No obstante, si el menor reincide una vez cumplidos los 18 años, los antecedentes en el registro de menores pueden ser tenidos en cuenta por el juez penal de adultos como indicativo de una trayectoria delictiva previa.


¿Tu hijo está imputado o han denunciado a un menor de tu familia?

Si un menor de tu entorno está siendo investigado o ha sido detenido, actuar con rapidez y con el asesoramiento jurídico adecuado puede marcar una diferencia decisiva en el resultado del procedimiento.

Soy Álvaro Prieto, abogado penalista, y te ayudaré a entender el proceso, a defender los derechos del menor y a gestionar también la responsabilidad civil que puede recaer sobre la familia.

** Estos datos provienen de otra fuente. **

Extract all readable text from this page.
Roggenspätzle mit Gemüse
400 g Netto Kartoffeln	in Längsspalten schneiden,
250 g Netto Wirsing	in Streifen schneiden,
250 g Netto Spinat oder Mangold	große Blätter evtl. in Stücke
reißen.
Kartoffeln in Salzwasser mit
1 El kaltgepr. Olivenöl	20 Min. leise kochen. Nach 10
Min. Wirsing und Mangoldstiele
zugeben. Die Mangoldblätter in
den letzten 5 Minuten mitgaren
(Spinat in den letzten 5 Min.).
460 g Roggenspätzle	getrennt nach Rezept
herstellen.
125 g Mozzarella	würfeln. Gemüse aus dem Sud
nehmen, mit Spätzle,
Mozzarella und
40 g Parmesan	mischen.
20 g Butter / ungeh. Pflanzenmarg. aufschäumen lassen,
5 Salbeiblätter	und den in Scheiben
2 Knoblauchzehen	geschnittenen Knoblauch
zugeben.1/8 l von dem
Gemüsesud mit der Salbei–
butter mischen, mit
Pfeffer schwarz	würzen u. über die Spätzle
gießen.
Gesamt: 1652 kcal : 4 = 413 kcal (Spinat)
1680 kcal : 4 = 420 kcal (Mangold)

Contacta conmigo hoy mismo. La primera consulta es confidencial y sin compromiso.

Contactar con Álvaro Prieto

Preguntas frecuentes sobre la responsabilidad penal de menores

¿Pueden detener a un menor de edad?

Sí. La Policía puede detener a un menor si existe causa legal para ello. Sin embargo, la detención de un menor está sujeta a garantías adicionales: debe comunicarse inmediatamente a sus padres o tutores y al Fiscal de Menores, y el menor debe ser puesto a disposición del fiscal en el menor tiempo posible.

¿Pueden los padres estar presentes durante el procedimiento?

Sí. Los padres o tutores legales del menor tienen derecho a estar presentes durante las actuaciones judiciales y a ser informados del desarrollo del procedimiento.

¿Qué pasa si el menor tenía menos de 14 años cuando cometió el delito?

Si el menor tenía menos de 14 años en el momento de los hechos, no puede ser procesado penalmente. El caso se derivará a los servicios de protección de menores de la comunidad autónoma, que adoptarán las medidas de protección o intervención familiar que consideren oportunas.

¿Puede recurrirse la sentencia del Juzgado de Menores?

Sí. La sentencia dictada por el Juez de Menores puede ser recurrida en apelación ante la Audiencia Provincial correspondiente.